Report on Heaven Knows What TIFF 2014, press conference, Oct. 28
©2014 TIFF
“HEAVEN KNOWS WHAT“, directed by Josh Safdie, Benny Safdie won the Tokyo Grand Prix at 27th TIFF
Josh Safdie, Benny Safdie
Director/Screenplay : Joshua Safdie
Director/Editor : Benny Safdie
Screenplay/Editor : Ronald Bronstein
Cinematographer : Sean Price Williams
Production Designer : Audrey Turner
Producer : Oscar Boyson, Sebastian Bear-McClard
Executive Producer : Charles-Marie Anthonioz, Mourad Belkeddar, Jean Duhamel, Nicolas Lhermitte
Casting Director : Eléonore Hendricks
Arielle Holmes
Caleb Landry Jones
Buddy Duress
Heaven Knows What opens with dissonant music, the sound of sobbing and indistinct characters moving in and out of focus, subsuming the viewer immediately in a harrowing world that few of us have experienced, either on the screen or in life. Based on the memoirs of homeless junkie Arielle Holmes, who plays a somewhat fictionalized version of herself in the film, it is the third narrative feature from New York indie darlings Joshua and Benny Safdie. The siblings are primarily known for bittersweet comedy-dramas, like the autobiographical Daddy Longlegs, which premiered at Cannes in 2009. But with this TIFF competition entry, they immediately establish themselves as masters of a visceral intensity we haven’t seen since John Cassevetes.
Harley (Holmes) is madly in love with Ilya (Caleb Landry Jones, of X-Men: First Classand Friday Night Lights), a fellow heroin addict who treats her with impossible cruelty when he’s not stalking her or completely ignoring her. After a failed suicide attempt, Harley falls in with Mike (Buddy Duress), who seems more interested in the score than he is in her, but is savvy enough to be dealing, not just using. These young dropouts spend their days arguing, stealing, panhandling and jonesing for their next fix. As they head inexorably toward oblivion, we want to close our eyes — but their naked desperation makes for utterly compelling viewing. So we watch as they update their social networks at the library; steal mail in the hopes of finding cash; shoplift energy drinks and resell them for a markup; and pay a few bucks to stay overnight with a lonely woman who has a rent-controlled apartment and wants to sell dreamcatchers.

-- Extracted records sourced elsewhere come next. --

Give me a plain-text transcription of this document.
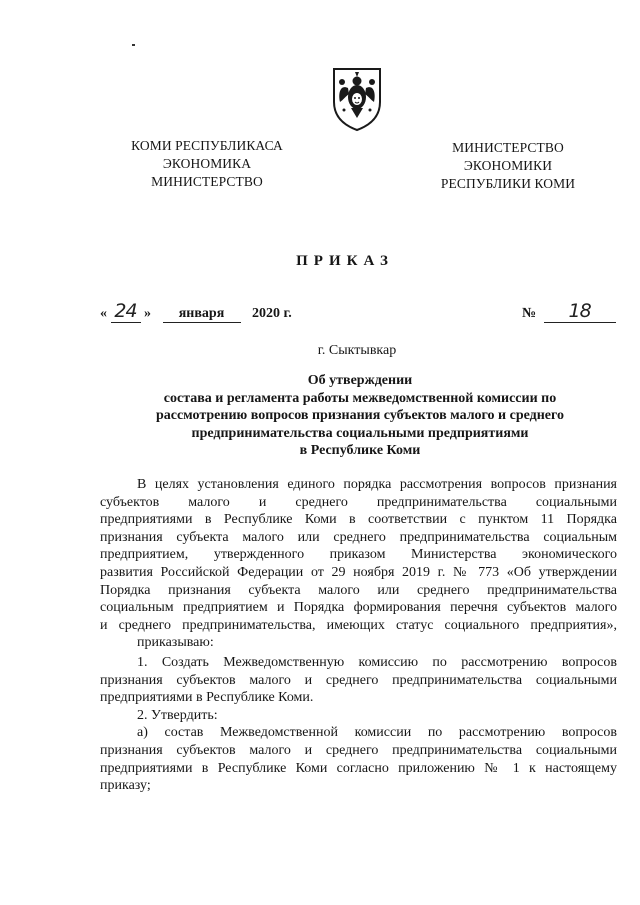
КОМИ РЕСПУБЛИКАСА
ЭКОНОМИКА
МИНИСТЕРСТВО
МИНИСТЕРСТВО
ЭКОНОМИКИ
РЕСПУБЛИКИ КОМИ
ПРИКАЗ
« 24 » января 2020 г.	№ 18
г. Сыктывкар
Об утверждении
состава и регламента работы межведомственной комиссии по
рассмотрению вопросов признания субъектов малого и среднего
предпринимательства социальными предприятиями
в Республике Коми
В целях установления единого порядка рассмотрения вопросов признания
субъектов малого и среднего предпринимательства социальными
предприятиями в Республике Коми в соответствии с пунктом 11 Порядка
признания субъекта малого или среднего предпринимательства социальным
предприятием, утвержденного приказом Министерства экономического
развития Российской Федерации от 29 ноября 2019 г. № 773 «Об утверждении
Порядка признания субъекта малого или среднего предпринимательства
социальным предприятием и Порядка формирования перечня субъектов малого
и среднего предпринимательства, имеющих статус социального предприятия»,
приказываю:
1. Создать Межведомственную комиссию по рассмотрению вопросов
признания субъектов малого и среднего предпринимательства социальными
предприятиями в Республике Коми.
2. Утвердить:
а) состав Межведомственной комиссии по рассмотрению вопросов
признания субъектов малого и среднего предпринимательства социальными
предприятиями в Республике Коми согласно приложению № 1 к настоящему
приказу;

Written by the Safdies with Ronald Bronstein, and shot by Sean Price Williams in masterful longshots and disconcertingly close-up fragments, Heaven Knows Whatgets under our skin like an unwanted drug, forcing us to feel for these poor, lost souls. Holmes is raw and unpolished, but completely transfixing on screen, her character barely able to function much of the time, but charismatic nonetheless. Jones is unrecognizable, filthy, feral, frightened and frightening, a far cry from the clean-cut but troubled youths he’s made his specialty.

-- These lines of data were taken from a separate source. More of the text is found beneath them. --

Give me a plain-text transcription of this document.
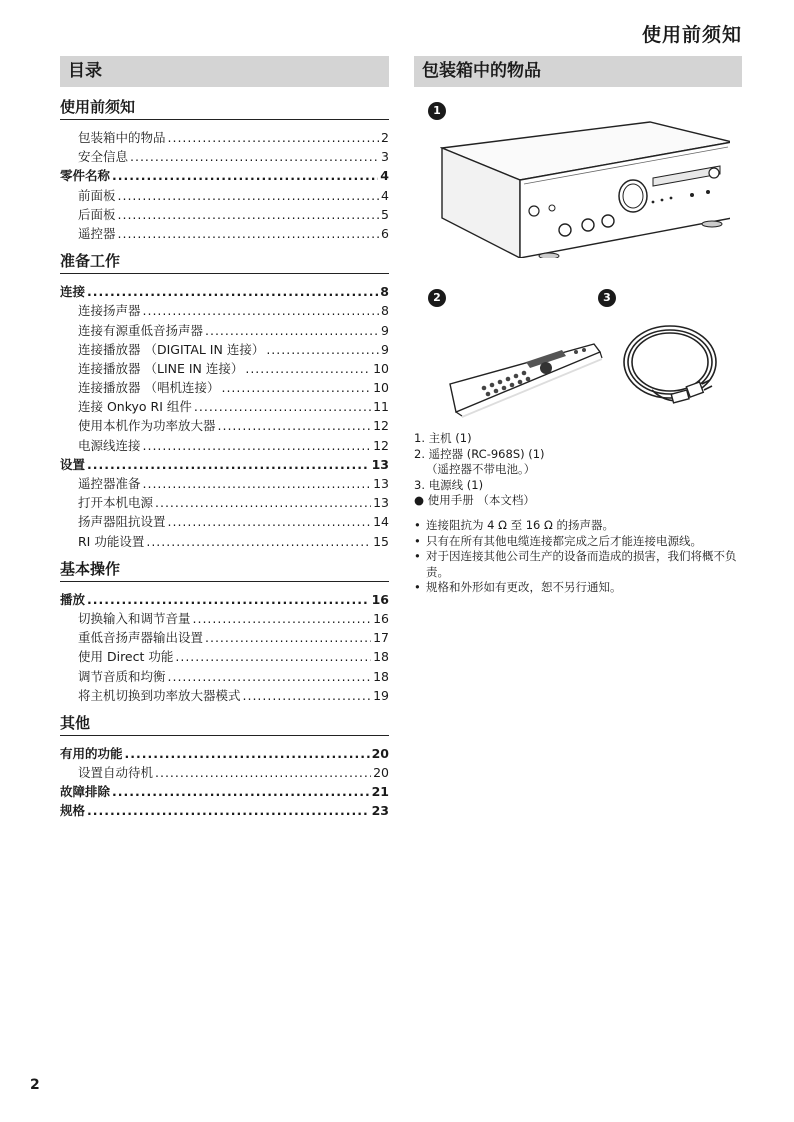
使用前须知
目录
使用前须知
包装箱中的物品 .....	2
安全信息 .....	3
零件名称 .....	4
前面板 .....	4
后面板 .....	5
遥控器 .....	6
准备工作
连接 .....	8
连接扬声器 .....	8
连接有源重低音扬声器 .....	9
连接播放器 （DIGITAL IN 连接） .....	9
连接播放器 （LINE IN 连接） .....	10
连接播放器 （唱机连接） .....	10
连接 Onkyo RI 组件 .....	11
使用本机作为功率放大器 .....	12
电源线连接 .....	12
设置 .....	13
遥控器准备 .....	13
打开本机电源 .....	13
扬声器阻抗设置 .....	14
RI 功能设置 .....	15
基本操作
播放 .....	16
切换输入和调节音量 .....	16
重低音扬声器输出设置 .....	17
使用 Direct 功能 .....	18
调节音质和均衡 .....	18
将主机切换到功率放大器模式 .....	19
其他
有用的功能 .....	20
设置自动待机 .....	20
故障排除 .....	21
规格 .....	23
包装箱中的物品
1
2	3
1. 主机 (1)
2. 遥控器 (RC-968S) (1)
（遥控器不带电池。）
3. 电源线 (1)
● 使用手册 （本文档）
• 连接阻抗为 4 Ω 至 16 Ω 的扬声器。
• 只有在所有其他电缆连接都完成之后才能连接电源线。
• 对于因连接其他公司生产的设备而造成的损害，我们将概不负责。
• 规格和外形如有更改，恕不另行通知。
2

Asked during the TIFF press conference about playing herself, Holmes explained, “There was acting in the sense that we were recreating moments from something that happened, but even though I’d experienced them before, I wasn’t feeling the emotions that I felt when it happened.” Benny Safdie added, “To play yourself, but to do so in a way that’s natural and free and feels effortless, is a very difficult thing to do.”
Jones was asked several times about playing the role, and struggled each time to answer. Benny intervened, “Caleb was very immersed in the role, so it was hard for him to come out of it and look at it from another perspective.” Jones nodded. “I’m not quite sure what happened all the time. It was a very real experience, and it’s difficult to talk about it.”
The brothers were lauded for taking overdone subjects and finding an original way to depict them. They cited Cassavetes as a major influence, as well as Larry Clark’sKids, Jerry Schatzberg’s Panic in Needle Park and Mike Leigh’s Naked. Ariel said, “You mention the cliché subjects of the film – drugs, love, homelessness. I feel like a lot of other movies that tell stories like this don’t have a [personal] perspective. Although they never experienced it themselves, through me, Josh and Benny were able to translate the subjects into film. Without firsthand experience, it wouldn’t have been as genuine.”
“I have friends and family who battled some addiction, but no homelessness,” agreed Josh.
As for the [originality of] the form, it came from the subject, and the world of the subject. The fact that this whole film takes place on the street, temporally the street was guiding us to the style. When I talked to the cinematographer, we talked about National Geographic movies sometimes, where you’re very far away, filming wild life.
Noted Benny, “We didn’t want to do something that portrayed the same [old] thing, but we wanted to put ourselves at a distance as well as being very close to it.”
The directors were also asked about the film’s extensive use of Japanese musician Isao Tomita’s synth arrangements of Debussy, Josh responded: “I discovered him about seven or eight years ago, and we wanted something in the tradition of sturm und drang with something very romantic, but like you’re in an alien landscape. Debussy’s is some of the most romantic music ever written, but it’s translated through the mind of Tomita.”